No! Overfitting has to do with model complexity, it has nothing to do with the amount of data used to train the model. Model complexity has to do with the method the model uses, not the values its parameters take. For instance whether to include x^2 co-efficients as well as x co-efficients in a regression model.
@Bogdanovist: I rather say that overfitting has to do with having too few training cases for too complex a model. So it (also) has to do with numbers of training cases. But having more training cases will reduce the risk of overfitting (for constant model complexity).
@Bogdanovist I totally agree with your points! Can you recommend some paper (or book chapter) that explains this ?
@Bogdanovist `For that we want to use all the data we have to come up with the best model possible.` - When doing a grid search with K-fold cross validation, does this mean you would use the best params found by grid search and fit a model on the entire training data, and then evaluate generalization performance using the test set?
@arun, if you've used k-fold cross validation and selected the best model with the best parameters & hyper-parameters, then after fitting the final model over the training set, you don't need to again check for performance using a test set. This is because you've already checked how the model with specified parameters behaved on unseen data.
what test metric would you use to compare two different models, e.g., regression and a neural network? If the regression minimizes least square error, then won't it presumably do better then the neural network on the test data if you use a squared error test metric?
In my opinion, "For that we want to use all the data we have to come up with the best model possible. " is exactly why we would have a overfitting problem.

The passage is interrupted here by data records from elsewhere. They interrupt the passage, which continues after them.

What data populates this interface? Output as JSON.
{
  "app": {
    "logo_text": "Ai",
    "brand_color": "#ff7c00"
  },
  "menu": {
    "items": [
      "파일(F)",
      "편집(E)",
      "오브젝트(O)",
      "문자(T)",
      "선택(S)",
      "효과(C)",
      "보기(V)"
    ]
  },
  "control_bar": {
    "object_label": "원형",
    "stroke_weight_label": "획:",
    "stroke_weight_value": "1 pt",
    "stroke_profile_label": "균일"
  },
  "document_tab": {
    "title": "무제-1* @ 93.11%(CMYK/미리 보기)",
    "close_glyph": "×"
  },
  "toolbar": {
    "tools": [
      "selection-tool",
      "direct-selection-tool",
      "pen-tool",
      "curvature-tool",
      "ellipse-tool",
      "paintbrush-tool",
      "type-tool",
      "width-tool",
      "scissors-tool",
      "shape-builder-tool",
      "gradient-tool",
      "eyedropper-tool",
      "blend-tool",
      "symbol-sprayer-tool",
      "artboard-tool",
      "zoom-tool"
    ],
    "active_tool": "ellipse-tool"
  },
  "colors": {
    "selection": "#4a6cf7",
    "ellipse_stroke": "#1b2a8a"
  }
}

If we train on whole Data then what do we report as test error or performance error then ? Do we report the one we obtained on cross validation as the performance measure of the selected model ?
I believe the question raised by @arun is meaningful, while I disagree with the answer by: cross validation helps us choosing among a set of models and it should be performed on a training set. To evaluate whether the best model we have chosen is predictive, this should be tested on an independent set, the test set, on which cross validation was not performed. See, for example: http://scikit-learn.org/stable/modules/cross_validation.html
@Bogdanovist Thanks for the useful answer. In some application having the validation set is crucial in model training for example for earlier stopping. In such cases, the final training (on the whole data) may not be done properly with the lack of a validation set. This is the case for example in training deep neural network or GBM where early stopping is applied. So my question is that how to train the model on the whole data while we wouldn't have any criteria to know where to stop the training (which can lead to over-fitting)?
@Bogdanovist Secondly, I have seen cases where the prediction on a test set of the trained model on each fold is averaged together to get the final predictions, based on your answer, why doesn't this make sense?
I have the same wonder with @M.Reza. If we using the whole data set to re-train model, it means we lack the valid set. In some cases, like gradient boosting, without valid set, the model will seriously be overfitting. Any suggestions ? Thanks
Bogdanovist 's answer is correct for the general case; the CV average error is the best estimate of the model trained on all data. There's no reason to think think result on a validation set is a better estimate, and in fact it may be less accurate for smaller datasets due to high variance. The issues raised by @M.Reza and Catbuilts are the exception to the rule, only because the logic of early stopping methods requires an independent valid set.
@ Bogdanovist - Can we consider different hyper parameter settings as different models. E.g. NN with different hidden layers as different models or Decision tree with different heights as different models?